Re-evaluating Word Mover's Distance (ICML 2022)

We re-evaluate the Word Mover's Distance and reveal the true performance of it.

↓ KNN classification errors in the original evaluation:

↓ kNN classification errors in our re-evaluation (after applying L1 normalization to BOW and TF-IDF):

Requirements

Python >= 3.7.3
numpy >= 1.16.4
matplotlib >= 3.1.1
scipy >= 1.5.4
scikit-learn >= 0.22.1
gensim >= 3.8.3
POT >= 0.7.0

Install them by pip install -r requirements.txt.

Download datasets and distance matrices

Please be sure that wget and unzip are available in your machine for downloading the dataests. For example, apt install wget zip unzip in Ubuntu, or brew install wget in Mac will install them. Then,

$ bash ./download.sh

If it fails to download the distance matrices, please download the file from https://drive.google.com/uc?id=1svEiRgQWMDk-mO8NVMhJCrwvkpQy-l4f via a web browser and unzip it to the distance/ directory. There should be, for example, ./distance/bbcsport-emd_tr_te_split.mat.npy after this process.

./dataset/*.mat are the datasets. Please refer to https://github.com/mkusner/wmd for more details.

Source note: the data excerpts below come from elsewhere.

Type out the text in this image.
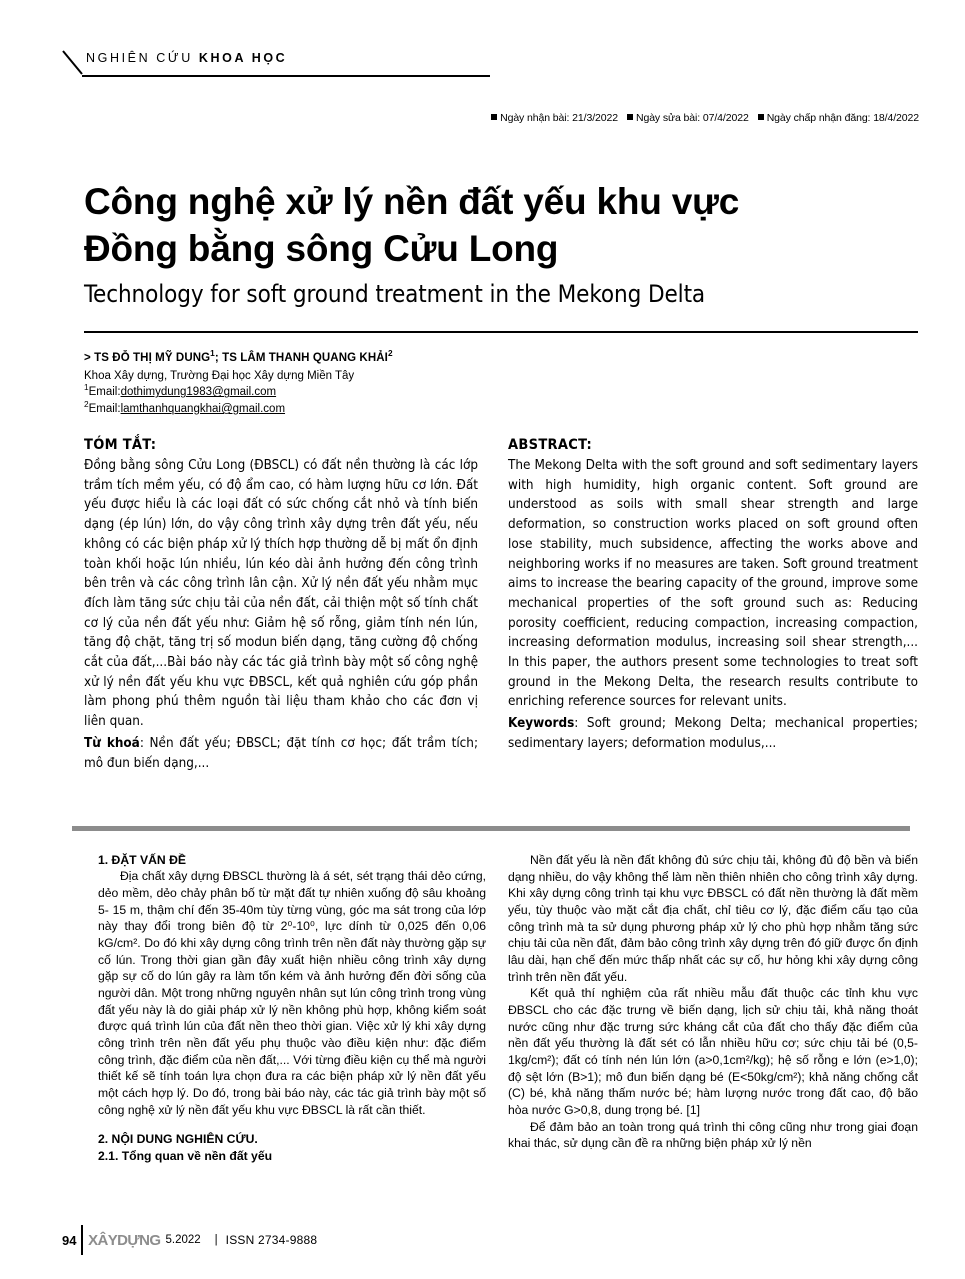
NGHIÊN CỨU KHOA HỌC
Ngày nhận bài: 21/3/2022 Ngày sửa bài: 07/4/2022 Ngày chấp nhận đăng: 18/4/2022
Công nghệ xử lý nền đất yếu khu vực
Đồng bằng sông Cửu Long
Technology for soft ground treatment in the Mekong Delta
> TS ĐỖ THỊ MỸ DUNG$^1$; TS LÂM THANH QUANG KHẢI$^2$
Khoa Xây dựng, Trường Đại học Xây dựng Miền Tây
$^1$Email:dothimydung1983@gmail.com
$^2$Email:lamthanhquangkhai@gmail.com
TÓM TẮT:
Đồng bằng sông Cửu Long (ĐBSCL) có đất nền thường là các lớp trầm tích mềm yếu, có độ ẩm cao, có hàm lượng hữu cơ lớn. Đất yếu được hiểu là các loại đất có sức chống cắt nhỏ và tính biến dạng (ép lún) lớn, do vậy công trình xây dựng trên đất yếu, nếu không có các biện pháp xử lý thích hợp thường dễ bị mất ổn định toàn khối hoặc lún nhiều, lún kéo dài ảnh hưởng đến công trình bên trên và các công trình lân cận. Xử lý nền đất yếu nhằm mục đích làm tăng sức chịu tải của nền đất, cải thiện một số tính chất cơ lý của nền đất yếu như: Giảm hệ số rỗng, giảm tính nén lún, tăng độ chặt, tăng trị số modun biến dạng, tăng cường độ chống cắt của đất,...Bài báo này các tác giả trình bày một số công nghệ xử lý nền đất yếu khu vực ĐBSCL, kết quả nghiên cứu góp phần làm phong phú thêm nguồn tài liệu tham khảo cho các đơn vị liên quan.
Từ khoá: Nền đất yếu; ĐBSCL; đặt tính cơ học; đất trầm tích; mô đun biến dạng,...
ABSTRACT:
The Mekong Delta with the soft ground and soft sedimentary layers with high humidity, high organic content. Soft ground are understood as soils with small shear strength and large deformation, so construction works placed on soft ground often lose stability, much subsidence, affecting the works above and neighboring works if no measures are taken. Soft ground treatment aims to increase the bearing capacity of the ground, improve some mechanical properties of the soft ground such as: Reducing porosity coefficient, reducing compaction, increasing compaction, increasing deformation modulus, increasing soil shear strength,... In this paper, the authors present some technologies to treat soft ground in the Mekong Delta, the research results contribute to enriching reference sources for relevant units.
Keywords: Soft ground; Mekong Delta; mechanical properties; sedimentary layers; deformation modulus,...
1. ĐẶT VẤN ĐỀ

Địa chất xây dựng ĐBSCL thường là á sét, sét trạng thái dẻo cứng, dẻo mềm, dẻo chảy phân bố từ mặt đất tự nhiên xuống độ sâu khoảng 5- 15 m, thậm chí đến 35-40m tùy từng vùng, góc ma sát trong của lớp này thay đổi trong biên độ từ 2⁰-10⁰, lực dính từ 0,025 đến 0,06 kG/cm². Do đó khi xây dựng công trình trên nền đất này thường gặp sự cố lún. Trong thời gian gần đây xuất hiện nhiều công trình xây dựng gặp sự cố do lún gây ra làm tốn kém và ảnh hưởng đến đời sống của người dân. Một trong những nguyên nhân sụt lún công trình trong vùng đất yếu này là do giải pháp xử lý nền không phù hợp, không kiểm soát được quá trình lún của đất nền theo thời gian. Việc xử lý khi xây dựng công trình trên nền đất yếu phụ thuộc vào điều kiện như: đặc điểm công trình, đặc điểm của nền đất,... Với từng điều kiện cụ thể mà người thiết kế sẽ tính toán lựa chọn đưa ra các biện pháp xử lý nền đất yếu một cách hợp lý. Do đó, trong bài báo này, các tác giả trình bày một số công nghệ xử lý nền đất yếu khu vực ĐBSCL là rất cần thiết.

2. NỘI DUNG NGHIÊN CỨU.
2.1. Tổng quan về nền đất yếu

Nền đất yếu là nền đất không đủ sức chịu tải, không đủ độ bền và biến dạng nhiều, do vậy không thể làm nền thiên nhiên cho công trình xây dựng. Khi xây dựng công trình tại khu vực ĐBSCL có đất nền thường là đất mềm yếu, tùy thuộc vào mặt cắt địa chất, chỉ tiêu cơ lý, đặc điểm cấu tạo của công trình mà ta sử dụng phương pháp xử lý cho phù hợp nhằm tăng sức chịu tải của nền đất, đảm bảo công trình xây dựng trên đó giữ được ổn định lâu dài, hạn chế đến mức thấp nhất các sự cố, hư hỏng khi xây dựng công trình trên nền đất yếu.

Kết quả thí nghiệm của rất nhiều mẫu đất thuộc các tỉnh khu vực ĐBSCL cho các đặc trưng về biến dạng, lịch sử chịu tải, khả năng thoát nước cũng như đặc trưng sức kháng cắt của đất cho thấy đặc điểm của nền đất yếu thường là đất sét có lẫn nhiều hữu cơ; sức chịu tải bé (0,5-1kg/cm²); đất có tính nén lún lớn (a>0,1cm²/kg); hệ số rỗng e lớn (e>1,0); độ sệt lớn (B>1); mô đun biến dạng bé (E<50kg/cm²); khả năng chống cắt (C) bé, khả năng thấm nước bé; hàm lượng nước trong đất cao, độ bão hòa nước G>0,8, dung trọng bé. [1]

Để đảm bảo an toàn trong quá trình thi công cũng như trong giai đoạn khai thác, sử dụng cần đề ra những biện pháp xử lý nền

94 XÂYDỰNG 5.2022 | ISSN 2734-9888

./distance/*.npy are the distance matrics. They can be loaded by the np.load function. The ij-th element stores the WMD distance between the i-th and j-th documents. See "Compute distances" to compute the matrix by yourself.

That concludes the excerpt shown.